Easter time is getting closer, and lots of traditional Easter recipes inundates our homes. We'd love to fill our bowl with some of the sweets that are typical of this period. We wanted to start our Holy Week traditional recipes collection with something that's not quite typical of our borough, but that we learned to love a lot in the last few years, since we started eating them all year round he he. Sorry Britons!
Those buns have many names, Cross Buns, Good Friday Buns, Easter Buns, etc...but their original name is Hot Cross Buns, and the tradition states that they are to be eaten on Good Friday, and are typical of Commonwhealth countries like United Kingdom, Australia, New Zealand and South Africa. They starts to crowd bakeries during Lent, and they are buns filled with currants, and their typical feature is the cross that decorates them.
The cross, symbol of the Crucifixion, has always been related to Christian tradition, but it seems that this feature on the buns comes actually from pagan era, where the crossed buns were used to honour the goddess Eostre, or to represent the four lunar phases. In the United Kingdom, during the reign of Isabel II of England, it was prohibited the sell and the consumption of these buns, with few exceptions admitted: burials, Christmas or Good Friday being amongst them. Lots of legends and superstitions too surround them, for example it is said that they have healing powers. Sharing a Hot Cross Buns with another person guarantee ethernal friendship. It is also said that hanging a Hot Cross Buns on a wall prevents the house from fires, or a ship from shipwrecks.
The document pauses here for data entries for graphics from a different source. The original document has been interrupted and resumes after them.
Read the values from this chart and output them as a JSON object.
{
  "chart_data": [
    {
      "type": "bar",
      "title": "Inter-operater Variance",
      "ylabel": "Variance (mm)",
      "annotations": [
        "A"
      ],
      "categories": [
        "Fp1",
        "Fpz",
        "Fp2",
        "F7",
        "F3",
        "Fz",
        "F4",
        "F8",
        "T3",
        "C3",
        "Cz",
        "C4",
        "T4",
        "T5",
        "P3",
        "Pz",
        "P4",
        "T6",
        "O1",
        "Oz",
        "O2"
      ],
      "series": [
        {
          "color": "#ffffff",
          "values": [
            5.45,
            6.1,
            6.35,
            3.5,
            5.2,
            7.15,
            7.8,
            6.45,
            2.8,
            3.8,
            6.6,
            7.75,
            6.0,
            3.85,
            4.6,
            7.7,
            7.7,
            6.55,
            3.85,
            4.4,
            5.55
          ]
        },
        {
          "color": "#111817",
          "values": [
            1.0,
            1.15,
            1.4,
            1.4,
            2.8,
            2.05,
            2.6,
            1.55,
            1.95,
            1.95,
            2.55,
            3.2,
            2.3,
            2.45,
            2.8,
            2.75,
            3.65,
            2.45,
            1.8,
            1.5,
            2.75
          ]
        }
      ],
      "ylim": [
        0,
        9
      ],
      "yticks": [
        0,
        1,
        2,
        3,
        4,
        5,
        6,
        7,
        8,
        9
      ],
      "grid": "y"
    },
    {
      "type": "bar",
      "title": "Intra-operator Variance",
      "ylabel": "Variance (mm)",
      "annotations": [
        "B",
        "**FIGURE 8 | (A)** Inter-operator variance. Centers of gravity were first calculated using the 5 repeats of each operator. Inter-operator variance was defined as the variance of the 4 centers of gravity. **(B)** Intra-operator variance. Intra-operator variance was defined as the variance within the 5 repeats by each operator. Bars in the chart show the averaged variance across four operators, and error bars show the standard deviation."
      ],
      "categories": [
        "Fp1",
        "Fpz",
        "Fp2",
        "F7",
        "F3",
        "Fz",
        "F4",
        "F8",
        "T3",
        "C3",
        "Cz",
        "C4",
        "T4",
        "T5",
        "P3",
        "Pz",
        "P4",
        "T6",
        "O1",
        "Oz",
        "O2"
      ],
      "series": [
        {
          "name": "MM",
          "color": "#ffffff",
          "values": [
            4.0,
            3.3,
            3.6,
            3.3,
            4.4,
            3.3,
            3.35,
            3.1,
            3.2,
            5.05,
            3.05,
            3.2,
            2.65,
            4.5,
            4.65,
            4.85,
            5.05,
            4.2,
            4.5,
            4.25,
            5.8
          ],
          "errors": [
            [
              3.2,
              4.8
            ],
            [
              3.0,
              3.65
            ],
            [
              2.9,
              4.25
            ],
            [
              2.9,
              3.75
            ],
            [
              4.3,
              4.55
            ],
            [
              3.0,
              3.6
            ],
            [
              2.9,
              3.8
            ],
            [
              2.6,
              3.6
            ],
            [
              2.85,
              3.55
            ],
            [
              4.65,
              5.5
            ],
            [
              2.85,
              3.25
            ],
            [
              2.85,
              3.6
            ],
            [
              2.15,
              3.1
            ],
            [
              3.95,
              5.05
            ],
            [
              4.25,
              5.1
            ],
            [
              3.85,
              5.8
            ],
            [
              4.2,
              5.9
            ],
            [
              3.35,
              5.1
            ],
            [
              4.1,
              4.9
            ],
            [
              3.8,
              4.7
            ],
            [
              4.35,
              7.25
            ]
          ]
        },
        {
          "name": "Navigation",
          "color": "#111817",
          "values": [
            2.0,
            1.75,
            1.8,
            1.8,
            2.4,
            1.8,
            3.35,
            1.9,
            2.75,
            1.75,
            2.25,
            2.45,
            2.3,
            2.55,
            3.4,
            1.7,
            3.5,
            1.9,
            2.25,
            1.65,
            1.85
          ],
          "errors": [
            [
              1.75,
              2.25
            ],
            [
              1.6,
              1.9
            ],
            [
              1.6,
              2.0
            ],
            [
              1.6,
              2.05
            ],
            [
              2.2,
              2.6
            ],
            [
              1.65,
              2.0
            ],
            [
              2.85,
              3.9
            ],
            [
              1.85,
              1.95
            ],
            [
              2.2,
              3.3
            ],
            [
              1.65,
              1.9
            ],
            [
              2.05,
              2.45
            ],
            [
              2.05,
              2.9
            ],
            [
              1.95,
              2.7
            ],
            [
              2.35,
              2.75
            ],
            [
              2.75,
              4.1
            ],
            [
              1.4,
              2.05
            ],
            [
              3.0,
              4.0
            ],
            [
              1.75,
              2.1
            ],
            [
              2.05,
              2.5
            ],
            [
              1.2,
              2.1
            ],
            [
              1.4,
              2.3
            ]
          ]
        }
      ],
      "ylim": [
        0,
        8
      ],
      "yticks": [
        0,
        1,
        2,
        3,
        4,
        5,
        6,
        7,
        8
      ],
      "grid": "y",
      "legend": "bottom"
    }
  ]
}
Today there are many modern varieties of these buns, using the same base but filling it with other kinds of dehydrated fruits or even chocolate. In Czech Republic there is a very similar bun, used in this time of the year too.
Today, we will bring you our own version, where we added to the traditional recipe zested nutmeg and dehydrated pineapple and papaya. We hope you like it!
- 300 ml of milk
- 60 g.of butter
- 500 gr. of flour
- 1 spoonful of salt ( 1 tsp)
- 100 gr. of sugar
- 7 g. of bakery yeast (1 envelope of dehydrated yeast)
- 50 g. aprox. of small minced dehydrated fruits
- 100 g. aprox. of currants
- 1 spoonful of cinnamon ( 1 tsp)
- 1/2 spoonful of zested nutmeg
- Golden Syrup ( 2 spoons)
- water ( 3 spoons)
For the decoration (cross):
- flour ( some 3 spoons approx.)
1º- Put a pot with milk on heat, and let it boil. Retire from heat and wait for it to cool down.
2º- Put the flour, the sugar, the salt, the yeast, the butter and the egg in a bowl. Mix them together, and gently pour the milk. Stir a little bit, until you obtain a sort of sticky mass.
3º- Add the spices now (in my case, the zested nutmeg and the cinnamon), together with the currant and the dehydrated fruits. Keep on stirring, until we obtain a soft and elastic dough. If you see it too sticky, just add some more flour. We can do this part by hand of with a machine.
4º- Put the dough to rest in a bowl that we previously grassed, and cover it with a plastic wrap. Let it rest for about an hour, or until it doubled its size.5º- Do some little ball with your hands, about the same size each: if you want you can weigh them to be sure. In my case, each ball is some 80 grams each. Put the balls in an oven tray above the cooking paper and let it rest again for another hour. Please be sure that each ball have enough space around him, a couple of inches will be perfect.
6º- After that, put three spoonful of flour in a bowl, and gently add some water until you obtain a sort of cream. Put this cream in a piping bag and decorate the buns with the trademark cross.
7º- Put the tray in the preheated oven at 200°C, for about 20-25 minutes, or until they are golden brown.
8º- To moisten our buns, put the Golden Syrup and some water in a little pot, and put on heat until it melts completely. If we don't have Golden Syrup, we can use honey, some jam or simply water and sugar.
|Charles, Prince of Wales, loves to eat our Hot Cross Buns two by two!|
9º- When the buns are still very hot we paint with the moisture their surface with a cooking brush and...here they are! ;)
We can preserve well the buns in a tin can during 4 or 5 days. If they're not just made, I prefet to warm them up a little bit, since they are to be eaten hot. You can eat them alone, with jam, sandwich-like with ham or salami...that a matter of taste! Whether you followed the tradition or not, they are just excellent! And even if they are typical of Easter time...who can forbid us eating them all year round? Enjoy them!